Pisarz
Zaczęłam pisać opowiadanie o Tokio Hotel. Dlaczego o nich ? Hmm... Kiedyś byłam ich fanką. Ale nie taką stukniętą . Uwielbiałam ich muzykę. Mogłam jej słuchać przez cały czas. Zaczęłam pisać o nich story. Kilka zakończyłam, a resztę usunęłam po jakimś czasie. Zniknęłam ze świata Tokio Hotel. Zapomniałam.
Jednak ostatnio naszła mnie ochota, aby znowu coś o nich stworzyć. Coś innego, bo takiej historii jeszcze nie czytałam. Więc będzie ona oryginalna.
Nadal mam do tego zespołu sentyment. I czasami fajnie jest posłuchać ich muzyki. Ale to nie jest to co kiedyś.
Nowe opowiadanie znajduje się na www.ucieczka-ksiezniczki.blog.onet.pl
Opowiada o przygodach zbuntowanej księżniczki, która na swojej drodze spotyka Tokio Hotel.
Nie będzie to zwykłe Love Story. Przynajmniej według mnie.
Miło by było, gdyby ktoś na nie zajrzał.
Offline
Hmmm... ciekawie się zapowiada Na mnie możesz liczyć... przynajmniej będę się starać czytać regularnie, bo czasami ciężko znaleźć czas. Ale chęci mam
Offline
Pisarz
Dziękuję . Z przyjemnością powitam Cię w gronie czytelników .
Offline
Pamiętam, jak ja kiedyś pisałam o Tokio Hotel...
To były czasy.
Teraz nie piszę, ale czasami puszczam sobie ich płytę z sentymentu
Offline
Pisarz
Właśnie.

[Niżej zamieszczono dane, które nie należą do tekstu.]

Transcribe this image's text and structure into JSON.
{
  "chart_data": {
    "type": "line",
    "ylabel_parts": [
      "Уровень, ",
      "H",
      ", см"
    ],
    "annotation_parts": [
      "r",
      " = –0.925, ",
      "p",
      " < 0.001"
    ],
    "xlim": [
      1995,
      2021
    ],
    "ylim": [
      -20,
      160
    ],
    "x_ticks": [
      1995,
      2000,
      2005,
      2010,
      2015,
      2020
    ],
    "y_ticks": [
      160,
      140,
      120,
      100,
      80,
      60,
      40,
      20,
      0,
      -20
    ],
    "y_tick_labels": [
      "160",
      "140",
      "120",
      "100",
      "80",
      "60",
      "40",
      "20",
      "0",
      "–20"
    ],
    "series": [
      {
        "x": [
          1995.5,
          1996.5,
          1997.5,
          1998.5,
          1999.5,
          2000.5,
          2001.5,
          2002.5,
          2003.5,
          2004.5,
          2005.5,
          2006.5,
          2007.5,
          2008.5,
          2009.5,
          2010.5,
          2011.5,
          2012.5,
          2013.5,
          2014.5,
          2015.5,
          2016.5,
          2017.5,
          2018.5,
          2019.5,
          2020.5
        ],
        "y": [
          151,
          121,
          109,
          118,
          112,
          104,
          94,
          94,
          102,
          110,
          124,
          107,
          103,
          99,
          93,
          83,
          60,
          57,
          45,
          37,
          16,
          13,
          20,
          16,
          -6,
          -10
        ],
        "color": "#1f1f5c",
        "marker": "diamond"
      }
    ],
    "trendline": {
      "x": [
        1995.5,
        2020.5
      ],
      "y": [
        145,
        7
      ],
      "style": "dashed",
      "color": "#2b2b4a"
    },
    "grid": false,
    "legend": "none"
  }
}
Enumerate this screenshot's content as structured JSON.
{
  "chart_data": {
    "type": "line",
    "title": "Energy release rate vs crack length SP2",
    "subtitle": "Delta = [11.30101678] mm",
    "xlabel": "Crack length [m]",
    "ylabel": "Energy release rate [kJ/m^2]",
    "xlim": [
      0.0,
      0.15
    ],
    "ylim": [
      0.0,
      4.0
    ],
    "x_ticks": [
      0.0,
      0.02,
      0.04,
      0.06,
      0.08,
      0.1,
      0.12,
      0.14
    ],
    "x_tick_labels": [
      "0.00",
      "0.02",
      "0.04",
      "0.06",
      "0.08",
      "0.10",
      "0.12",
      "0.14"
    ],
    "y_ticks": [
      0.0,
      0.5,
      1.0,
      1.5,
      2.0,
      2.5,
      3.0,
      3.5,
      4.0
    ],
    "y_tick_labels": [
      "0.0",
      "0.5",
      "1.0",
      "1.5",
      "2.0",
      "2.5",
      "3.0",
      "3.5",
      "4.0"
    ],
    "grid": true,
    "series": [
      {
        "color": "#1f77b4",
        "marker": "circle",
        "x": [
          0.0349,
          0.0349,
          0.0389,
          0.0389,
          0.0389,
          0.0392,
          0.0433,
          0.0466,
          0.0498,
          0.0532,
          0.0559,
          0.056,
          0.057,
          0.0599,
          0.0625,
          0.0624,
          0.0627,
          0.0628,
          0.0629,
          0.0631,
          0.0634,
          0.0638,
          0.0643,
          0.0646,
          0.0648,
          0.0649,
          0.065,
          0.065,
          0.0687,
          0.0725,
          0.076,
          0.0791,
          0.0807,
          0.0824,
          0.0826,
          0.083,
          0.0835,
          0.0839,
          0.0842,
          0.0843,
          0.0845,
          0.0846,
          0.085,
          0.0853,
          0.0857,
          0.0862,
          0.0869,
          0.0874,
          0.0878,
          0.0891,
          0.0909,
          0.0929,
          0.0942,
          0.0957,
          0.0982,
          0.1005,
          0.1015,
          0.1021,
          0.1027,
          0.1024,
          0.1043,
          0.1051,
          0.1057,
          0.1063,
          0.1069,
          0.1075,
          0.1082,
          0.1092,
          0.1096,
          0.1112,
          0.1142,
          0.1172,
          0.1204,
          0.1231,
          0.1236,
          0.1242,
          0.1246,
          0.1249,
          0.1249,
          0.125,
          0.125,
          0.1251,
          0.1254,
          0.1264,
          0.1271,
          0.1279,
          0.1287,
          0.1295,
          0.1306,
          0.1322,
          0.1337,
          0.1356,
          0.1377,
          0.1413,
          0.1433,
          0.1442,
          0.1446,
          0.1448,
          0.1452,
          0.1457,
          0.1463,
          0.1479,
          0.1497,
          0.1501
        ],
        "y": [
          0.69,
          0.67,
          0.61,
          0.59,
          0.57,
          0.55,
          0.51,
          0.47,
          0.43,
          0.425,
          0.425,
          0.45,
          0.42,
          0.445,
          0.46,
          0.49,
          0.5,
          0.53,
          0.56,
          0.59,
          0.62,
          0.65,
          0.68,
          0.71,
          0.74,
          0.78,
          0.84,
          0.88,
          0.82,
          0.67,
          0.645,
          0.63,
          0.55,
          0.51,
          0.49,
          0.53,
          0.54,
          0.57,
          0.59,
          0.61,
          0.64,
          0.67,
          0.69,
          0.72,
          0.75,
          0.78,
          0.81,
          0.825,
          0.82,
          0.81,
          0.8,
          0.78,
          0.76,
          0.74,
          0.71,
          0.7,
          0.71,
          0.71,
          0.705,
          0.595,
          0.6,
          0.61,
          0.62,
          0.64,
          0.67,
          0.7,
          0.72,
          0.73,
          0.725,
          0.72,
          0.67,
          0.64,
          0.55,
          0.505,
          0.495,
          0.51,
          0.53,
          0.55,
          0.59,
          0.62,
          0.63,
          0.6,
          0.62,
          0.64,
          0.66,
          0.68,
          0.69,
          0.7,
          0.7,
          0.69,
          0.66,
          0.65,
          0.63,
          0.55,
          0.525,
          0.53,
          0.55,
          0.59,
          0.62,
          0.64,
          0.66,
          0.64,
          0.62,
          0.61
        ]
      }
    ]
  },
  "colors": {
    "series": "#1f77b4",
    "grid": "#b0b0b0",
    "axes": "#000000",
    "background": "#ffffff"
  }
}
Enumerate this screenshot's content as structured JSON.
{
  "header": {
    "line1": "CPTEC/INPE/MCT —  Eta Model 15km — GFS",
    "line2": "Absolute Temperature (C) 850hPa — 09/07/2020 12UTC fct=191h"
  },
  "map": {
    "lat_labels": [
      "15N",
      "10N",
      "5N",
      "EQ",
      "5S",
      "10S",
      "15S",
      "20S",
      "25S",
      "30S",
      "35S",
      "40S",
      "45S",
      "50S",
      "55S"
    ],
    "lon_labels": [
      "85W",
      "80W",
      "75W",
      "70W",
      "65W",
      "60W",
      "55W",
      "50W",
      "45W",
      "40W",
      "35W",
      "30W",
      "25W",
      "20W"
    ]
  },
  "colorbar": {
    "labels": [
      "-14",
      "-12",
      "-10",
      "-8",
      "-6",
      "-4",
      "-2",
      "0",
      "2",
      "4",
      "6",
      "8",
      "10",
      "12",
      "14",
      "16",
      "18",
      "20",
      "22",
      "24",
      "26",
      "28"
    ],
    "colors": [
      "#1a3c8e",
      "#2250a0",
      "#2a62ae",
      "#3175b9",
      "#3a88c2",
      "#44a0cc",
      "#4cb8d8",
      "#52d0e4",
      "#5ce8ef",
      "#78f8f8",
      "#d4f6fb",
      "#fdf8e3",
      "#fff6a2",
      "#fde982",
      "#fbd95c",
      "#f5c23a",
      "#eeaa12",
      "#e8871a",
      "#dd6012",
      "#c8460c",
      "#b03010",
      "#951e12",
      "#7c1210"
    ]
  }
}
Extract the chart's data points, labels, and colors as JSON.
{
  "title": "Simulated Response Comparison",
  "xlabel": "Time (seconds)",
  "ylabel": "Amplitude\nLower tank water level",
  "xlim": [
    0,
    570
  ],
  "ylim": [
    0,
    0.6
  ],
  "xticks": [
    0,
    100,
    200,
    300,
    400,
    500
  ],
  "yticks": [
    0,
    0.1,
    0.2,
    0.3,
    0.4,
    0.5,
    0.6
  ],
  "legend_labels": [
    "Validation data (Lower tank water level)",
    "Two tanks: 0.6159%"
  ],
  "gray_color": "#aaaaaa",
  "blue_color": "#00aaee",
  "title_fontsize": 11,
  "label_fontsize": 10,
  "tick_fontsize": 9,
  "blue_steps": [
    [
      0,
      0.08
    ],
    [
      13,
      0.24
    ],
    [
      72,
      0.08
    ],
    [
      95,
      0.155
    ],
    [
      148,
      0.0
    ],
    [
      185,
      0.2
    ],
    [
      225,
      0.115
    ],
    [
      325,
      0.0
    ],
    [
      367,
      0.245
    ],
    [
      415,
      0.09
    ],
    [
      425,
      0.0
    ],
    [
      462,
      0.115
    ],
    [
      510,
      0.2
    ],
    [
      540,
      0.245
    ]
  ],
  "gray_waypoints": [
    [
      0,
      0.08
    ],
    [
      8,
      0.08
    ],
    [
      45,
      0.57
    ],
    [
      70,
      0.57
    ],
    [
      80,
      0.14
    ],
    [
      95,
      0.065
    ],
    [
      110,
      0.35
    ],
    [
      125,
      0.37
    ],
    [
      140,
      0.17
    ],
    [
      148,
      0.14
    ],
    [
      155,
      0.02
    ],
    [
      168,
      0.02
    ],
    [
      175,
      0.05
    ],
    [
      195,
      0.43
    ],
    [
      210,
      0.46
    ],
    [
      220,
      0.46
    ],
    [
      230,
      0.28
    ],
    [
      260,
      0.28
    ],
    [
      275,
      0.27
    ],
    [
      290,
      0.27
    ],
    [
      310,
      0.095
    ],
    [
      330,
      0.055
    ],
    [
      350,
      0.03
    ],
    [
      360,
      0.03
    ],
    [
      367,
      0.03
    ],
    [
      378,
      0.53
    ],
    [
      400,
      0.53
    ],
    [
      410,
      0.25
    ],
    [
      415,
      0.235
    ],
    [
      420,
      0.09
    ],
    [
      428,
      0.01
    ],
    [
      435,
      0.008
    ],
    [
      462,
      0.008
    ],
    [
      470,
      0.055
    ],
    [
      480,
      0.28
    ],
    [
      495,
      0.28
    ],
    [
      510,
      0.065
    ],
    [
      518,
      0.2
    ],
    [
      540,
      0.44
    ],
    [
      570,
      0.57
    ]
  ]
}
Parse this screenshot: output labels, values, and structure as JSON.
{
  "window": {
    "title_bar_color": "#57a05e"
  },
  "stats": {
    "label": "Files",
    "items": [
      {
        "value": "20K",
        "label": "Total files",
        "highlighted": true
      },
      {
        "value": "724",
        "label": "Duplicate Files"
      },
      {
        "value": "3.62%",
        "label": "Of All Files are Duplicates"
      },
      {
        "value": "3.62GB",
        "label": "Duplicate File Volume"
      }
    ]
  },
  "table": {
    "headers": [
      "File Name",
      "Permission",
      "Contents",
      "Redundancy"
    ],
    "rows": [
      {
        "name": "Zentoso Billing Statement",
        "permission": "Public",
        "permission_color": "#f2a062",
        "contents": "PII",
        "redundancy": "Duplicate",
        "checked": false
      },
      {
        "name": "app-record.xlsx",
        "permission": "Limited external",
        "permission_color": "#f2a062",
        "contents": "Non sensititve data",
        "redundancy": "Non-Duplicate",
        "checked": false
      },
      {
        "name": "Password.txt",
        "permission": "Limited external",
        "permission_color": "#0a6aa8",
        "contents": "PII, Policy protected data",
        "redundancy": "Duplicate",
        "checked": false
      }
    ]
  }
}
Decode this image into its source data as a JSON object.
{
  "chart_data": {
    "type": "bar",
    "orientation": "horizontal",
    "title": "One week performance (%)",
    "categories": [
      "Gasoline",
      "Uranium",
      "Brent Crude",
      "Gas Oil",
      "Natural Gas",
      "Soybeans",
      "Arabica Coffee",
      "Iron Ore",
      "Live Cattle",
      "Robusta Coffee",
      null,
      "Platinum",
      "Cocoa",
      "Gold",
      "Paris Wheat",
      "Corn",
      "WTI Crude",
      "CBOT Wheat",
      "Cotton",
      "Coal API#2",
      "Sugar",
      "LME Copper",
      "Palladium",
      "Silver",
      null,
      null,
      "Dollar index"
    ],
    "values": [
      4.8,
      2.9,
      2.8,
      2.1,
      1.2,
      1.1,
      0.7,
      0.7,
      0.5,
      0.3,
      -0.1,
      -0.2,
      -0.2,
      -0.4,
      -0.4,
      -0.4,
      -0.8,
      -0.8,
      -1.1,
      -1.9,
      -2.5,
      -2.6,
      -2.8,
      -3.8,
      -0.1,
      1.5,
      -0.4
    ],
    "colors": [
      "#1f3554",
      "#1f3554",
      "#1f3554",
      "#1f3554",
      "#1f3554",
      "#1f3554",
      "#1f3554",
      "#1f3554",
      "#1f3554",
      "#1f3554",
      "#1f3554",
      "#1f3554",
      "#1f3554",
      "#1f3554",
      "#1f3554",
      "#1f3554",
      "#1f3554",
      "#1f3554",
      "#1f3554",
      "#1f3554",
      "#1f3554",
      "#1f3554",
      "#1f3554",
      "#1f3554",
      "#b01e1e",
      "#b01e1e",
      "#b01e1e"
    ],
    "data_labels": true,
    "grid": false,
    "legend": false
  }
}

Prawda, że fajnie czasami posłuchać ich muzyki ?
Offline
Egh... ja się może nie powinnam wypowiadać w tym temacie.
Nie lubię ich... a dlaczego? Bo moje "zakochane" koleżanki mnie zniechęciły. Bo Bill mnie zniechęcił [do Toma nic nie mam]. I najgorsze, co teraz powiem, bo Niemcy
Chociaż do Killerpilze i Rammsteina nic nie mam, więc to ostatnie aż takiej znaczącej roli nie odegrało.
Offline
Pisarz
Ja do Niemców nic nie mam. Dodatkowo kocham ten język i uczę się go od siedmiu lat. Dodatkowo przeprowadzam się tam w wakacje (takie są plany).
Ten zespół na K. (nie potrafię napisać tej nazwy, zawsze zjadam literki ) nie zachwyca mnie i ogólnie nie lubię ich piosenek. To nie znaczy jednak, iż wyzywam Ich lub ich fanów.
Offline
Uczyłam się niemieckiego przez sześć lat. Z ulgą przestałam, bo do Niemiec nie ciągnie mnie ani trochę. Mam tam rodzinę, ale rozmawiam z nią po polsku, albo angielsku.
I tyle.
A na dodatek mam niemiłe wspomnienia związane z niejakim Pascalem. On ze mną też.
Offline
Pisarz
Hehe. Każdy lubi coś innego . Ja kocham Niemiecki i chyba nie przestanę.
Offline
Nie znoszę tych wszystkich umlautów...
Sam fakt, że niemieckiego uczę się 6 lat, a umiem go tylko w stopniu komunikacyjnym może zobrazować mój zapał ;p
Dla przykładu po angielsku po dwóch latach mówię biegle.
Offline
Ja się niemieckiego uczę dopiero 3 rok i już wiem, że to jest ostatni mój rok z tym językiem. W liceum za żadne skarby nie chcę się z nim męczyć. A ile umiem? Hmm... Ich... and nothing alse.
Offline
Moja koleżanka umie tylko "Ich hasse Deutsch" xD
Sama ją tego nauczyłam i powtarza to na każdej lekcji.
Offline
To i tak więcej ode mnie
Ale mi nie zależy, żeby umieć ten język. Moim marzeniem jest francuski. A dlaczego? Zinedine Zizou Zidane i wszystko jasne.
Offline
Ja angielskiego si uczę, bo wiem, że mi się przyda.
Niemieckiego się uczyłam, bo mi się przyda w kontaktach rodzinnych, ale i tak wszyscy mówią po angielsku.
Hiszpańskiego zaczynam się uczyć, bo ten język strasznie mi się podoba.